Nos últimos anos, a Dorna, promotora do Mundial de Motovelocidade, trabalhou duro para ter um grid mais competitivo e equilibrado, e é justamente aí que residem os problemas da Yamaha. Com uma concorrência tão forte, avançar é preciso, mas de forma constante. O que não aconteceu nos últimos anos.
 
Enquanto as rivais conseguiram evoluir ao longo da temporada nos campeonatos recentes, a M1 permaneceu estagnada, sem conseguir apresentar um desempenho melhor, especialmente na segunda metade do ano. 2018, no entanto, foi uma exceção, já que a M1 apareceu melhor na passagem pela Ásia, justamente por conta da maior dedicação à eletrônica.
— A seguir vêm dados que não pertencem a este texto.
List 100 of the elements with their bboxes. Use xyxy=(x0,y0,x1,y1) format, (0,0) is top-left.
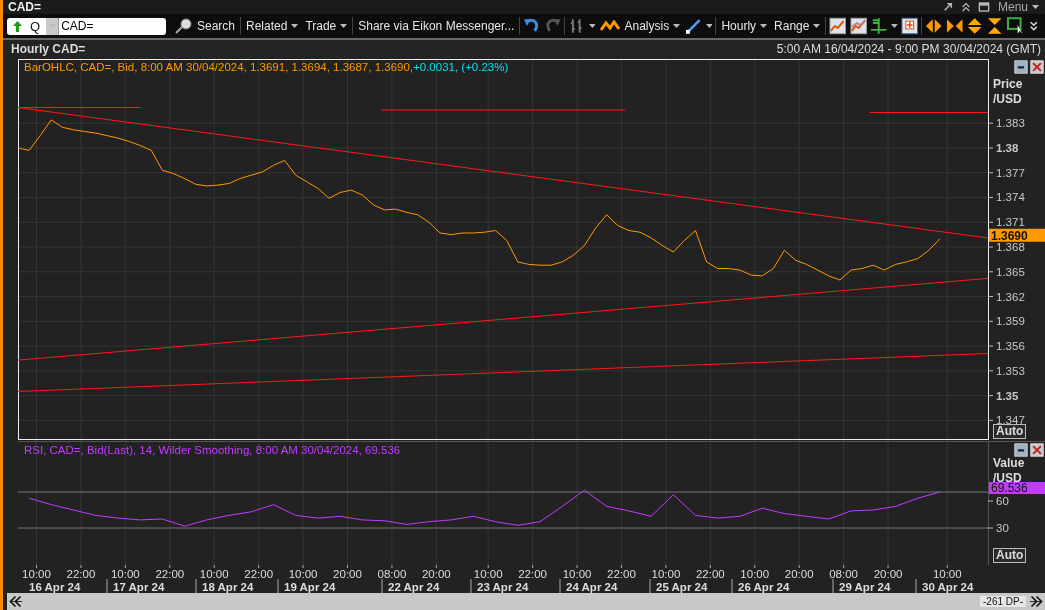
related-menu[interactable]: Related xyxy=(244,16,301,36)
data-points-label: -261 DP- xyxy=(980,596,1026,607)
axis-label: 1.368 xyxy=(996,241,1025,253)
date-label: 23 Apr 24 xyxy=(477,581,529,593)
caret-icon xyxy=(340,24,348,28)
scroll-left-icon[interactable] xyxy=(7,594,24,609)
date-label: 17 Apr 24 xyxy=(113,581,165,593)
scroll-right-icon[interactable] xyxy=(1028,594,1045,609)
time-label: 22:00 xyxy=(518,568,547,580)
axis-label: 1.362 xyxy=(996,290,1025,303)
date-label: 24 Apr 24 xyxy=(566,581,618,593)
time-label: 10:00 xyxy=(111,568,140,580)
axis-label: 1.359 xyxy=(996,315,1025,328)
restore-icon[interactable] xyxy=(1014,60,1028,74)
caret-icon xyxy=(705,24,713,28)
time-label: 22:00 xyxy=(155,568,185,580)
axis-title: Price /USD xyxy=(993,77,1024,107)
axis-label: 1.377 xyxy=(996,166,1025,179)
quote-button[interactable]: Q xyxy=(7,17,47,35)
axis-label: 30 xyxy=(996,522,1009,534)
chart-title: Hourly CAD= xyxy=(11,42,86,56)
menu-button[interactable]: Menu xyxy=(995,0,1041,14)
add-panel-icon[interactable] xyxy=(900,17,919,35)
shrink-horizontal-icon[interactable] xyxy=(945,17,963,35)
auto-scale-button[interactable]: Auto xyxy=(993,548,1027,563)
trade-menu[interactable]: Trade xyxy=(303,16,350,36)
date-label: 26 Apr 24 xyxy=(738,581,790,593)
zigzag-icon xyxy=(600,20,621,32)
time-label: 20:00 xyxy=(333,568,362,580)
crosshair-icon[interactable] xyxy=(870,17,888,35)
time-label: 10:00 xyxy=(932,568,962,580)
search-button[interactable]: Search xyxy=(173,16,238,36)
time-label: 10:00 xyxy=(562,568,592,580)
select-zoom-icon[interactable] xyxy=(1006,17,1025,35)
time-label: 22:00 xyxy=(66,568,96,580)
time-label: 20:00 xyxy=(421,568,451,580)
window-title: CAD= xyxy=(8,0,42,14)
last-value-label: 69.536 xyxy=(989,481,1045,495)
restore-icon[interactable] xyxy=(1014,443,1028,457)
legend-values: RSI, CAD=, Bid(Last), 14, Wilder Smoothing, 8:00 AM 30/04/2024, 69.536 xyxy=(24,444,401,456)
time-label: 10:00 xyxy=(473,568,503,580)
caret-icon xyxy=(813,24,821,28)
time-label: 10:00 xyxy=(288,568,318,580)
time-label: 22:00 xyxy=(607,568,636,580)
auto-scale-button[interactable]: Auto xyxy=(993,424,1027,439)
scrollbar[interactable]: -261 DP- xyxy=(7,593,1045,610)
time-label: 10:00 xyxy=(22,568,51,580)
interval-menu[interactable]: Hourly xyxy=(719,16,770,36)
date-label: 19 Apr 24 xyxy=(284,581,336,593)
shrink-vertical-icon[interactable] xyxy=(986,17,1004,35)
axis-label: 1.353 xyxy=(996,364,1025,377)
dropdown-button[interactable] xyxy=(46,17,59,35)
expand-horizontal-icon[interactable] xyxy=(925,17,943,35)
caret-icon xyxy=(588,24,596,28)
pen-icon[interactable] xyxy=(685,17,703,35)
symbol-field[interactable]: CAD= xyxy=(58,17,166,35)
time-label: 22:00 xyxy=(695,568,725,580)
time-label: 10:00 xyxy=(740,568,770,580)
line-chart-icon[interactable] xyxy=(829,17,847,35)
date-label: 16 Apr 24 xyxy=(29,581,81,593)
axis-label: 1.371 xyxy=(996,216,1025,229)
date-label: 18 Apr 24 xyxy=(202,581,254,593)
analysis-menu[interactable]: Analysis xyxy=(598,16,683,36)
caret-icon xyxy=(673,24,681,28)
caret-icon xyxy=(890,24,898,28)
time-label: 10:00 xyxy=(199,568,229,580)
axis-label: 1.365 xyxy=(996,265,1025,278)
legend-change: +0.0031, (+0.23%) xyxy=(413,61,509,73)
date-label: 29 Apr 24 xyxy=(839,581,891,593)
pop-out-icon[interactable] xyxy=(941,1,954,13)
close-icon[interactable] xyxy=(1030,60,1044,74)
legend-values: BarOHLC, CAD=, Bid, 8:00 AM 30/04/2024, 1.3691, 1.3694, 1.3687, 1.3690, xyxy=(24,61,414,73)
share-button[interactable]: Share via Eikon Messenger... xyxy=(356,16,517,36)
close-icon[interactable] xyxy=(1030,443,1044,457)
caret-icon xyxy=(291,24,299,28)
collapse-icon[interactable] xyxy=(959,1,972,13)
time-label: 10:00 xyxy=(651,568,681,580)
date-range: 5:00 AM 16/04/2024 - 9:00 PM 30/04/2024 (GMT) xyxy=(776,42,1041,56)
date-label: 30 Apr 24 xyxy=(922,581,974,593)
time-label: 08:00 xyxy=(377,568,407,580)
range-menu[interactable]: Range xyxy=(772,16,823,36)
search-icon xyxy=(175,18,193,34)
date-label: 25 Apr 24 xyxy=(656,581,708,593)
axis-label: 1.38 xyxy=(996,141,1019,154)
date-label: 22 Apr 24 xyxy=(388,581,440,593)
axis-label: 1.356 xyxy=(996,340,1025,353)
axis-label: 60 xyxy=(996,495,1009,507)
caret-icon xyxy=(1032,5,1039,9)
axis-label: 1.35 xyxy=(996,389,1019,402)
axis-label: 1.374 xyxy=(996,191,1025,204)
expand-vertical-icon[interactable] xyxy=(966,17,984,35)
compare-chart-icon[interactable] xyxy=(849,17,868,35)
time-label: 20:00 xyxy=(784,568,814,580)
caret-icon xyxy=(760,24,768,28)
time-label: 22:00 xyxy=(244,568,274,580)
axis-label: 1.347 xyxy=(996,414,1025,427)
up-arrow-icon xyxy=(13,20,22,32)
window-icon[interactable] xyxy=(977,1,990,13)
axis-label: 1.383 xyxy=(996,117,1025,130)
time-label: 20:00 xyxy=(873,568,903,580)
O time, aliás, chegou a recrutar Michele Gada, especialista no assunto, que estava defendendo a marca no Mundial de Superbike. 
 
Num cenário como esses, o início da temporada marca efetivamente a hora do ‘vamos ver’. Só as corridas poderão dar o diagnóstico real da condição da Yamaha frente à performance das marcas rivais. Mas, independente da forma que a YZR-M1 se apresente, é importante manter o foco e a dedicação. Afinal, os rivais já mostraram que não dormem em serviço.